Review: In ‘Plano,’ 2 Multiplying Husbands Outnumber 3 Sisters
Posted June 24, 2018 8:06 p.m. EDT
NEW YORK — Meet Steve. He’s a blandly cheery white guy, originally from Long Island, but living in Dallas for so long by now that he says “y’all.” On the surface, his marriage to Genevieve looks perfect, but then it splits apart and so does he — multiple Steves, variations on a theme, all of them living in Genevieve’s head. And some of them in her house.
Meet John — well, Juan, really; he’s from Mexico. But he always wanted to be a John, and now that he’s married to Anne, Genevieve’s sister, he insists on it. Their union, on his side, may not exactly be a love match. He’s gay, and he needed a green card, and he’s barely around. John has multiple selves, too, but Anne is very, very good at ignoring them.

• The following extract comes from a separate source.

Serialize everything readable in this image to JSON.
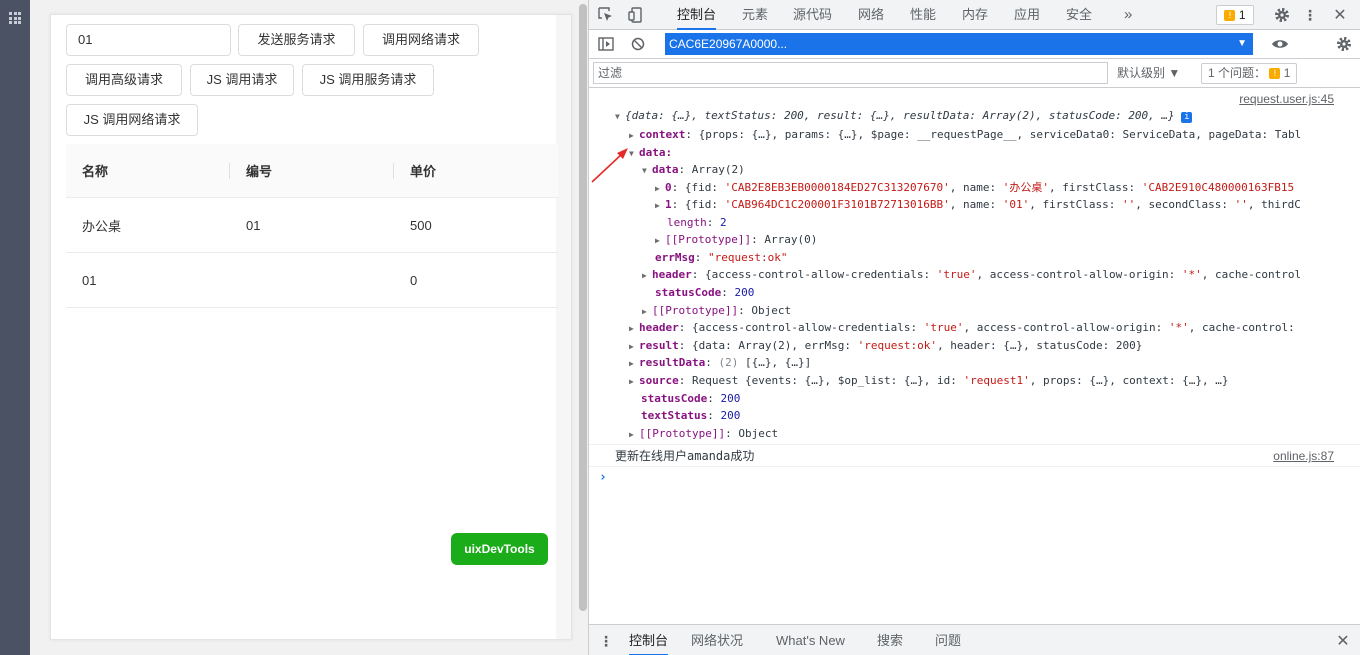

“Do you mind if we stop talking about John,” she says to her family, and it is not a question. But the women of Will Arbery’s surreal, funny, ultimately muddled “Plano” return and return and return to the subject of their men. If these sisters — Anne (Crystal Finn), Genevieve (Miriam Silverman) and the youngest, Isabel (Susannah Flood) — are cursed, which they believe they are, it is with the need to devote vast emotional acreage to men who do not return the favor.
Part of Clubbed Thumb’s Summerworks series at the Wild Project, this beautifully paced production by Taylor Reynolds is as comically headlong as Arbery’s script, its slip-slide of time fast and ever-shifting. “I’ll introduce him later,” Anne tells her sisters when she first gets together with John (Cesar J. Rosado). Then, instantly: “It’s later, here he is.”
Reynolds, whose excellent cast nails the heightened tone, stages some moments so vividly that they are probably more memorable than the overloaded play: Steve (Ryan King) diving headlong into the porch (the set is by Daniel Zimmerman), where he disappears; Isabel and Anne leaping on Steve in a futile attempt to kill him, using as one of their weapons (Arbery specifies this in a stage direction) a copy of Karl Ove Knausgaard’s “My Struggle: Book One.”
The frustrating thing about “Plano” — which, with its three sisters, implicitly alludes to Chekhov and may make you think fondly of the Magrath sisters, in Beth Henley’s “Crimes of the Heart” — is that the women aren’t really at its center. It’s not that the play is advocating for Steve and John; it is fully aware of their selfish, jerkish, harmful ways. But it is more interested in these characters, so multidimensional that they require plural selves. It feels like a bit of a bait and switch that, for the sisters, such depth is implausibly elusive.
In the interest of mental health and self-actualization, they would do well to take a cue from John.
“The way to get through a curse is to pretend there is no curse,” he says. “OK?”
Through June 30 at the Wild Project, New York City; 212-260-0153, clubbedthumb.org. Running time: 1 hour 10 minutes.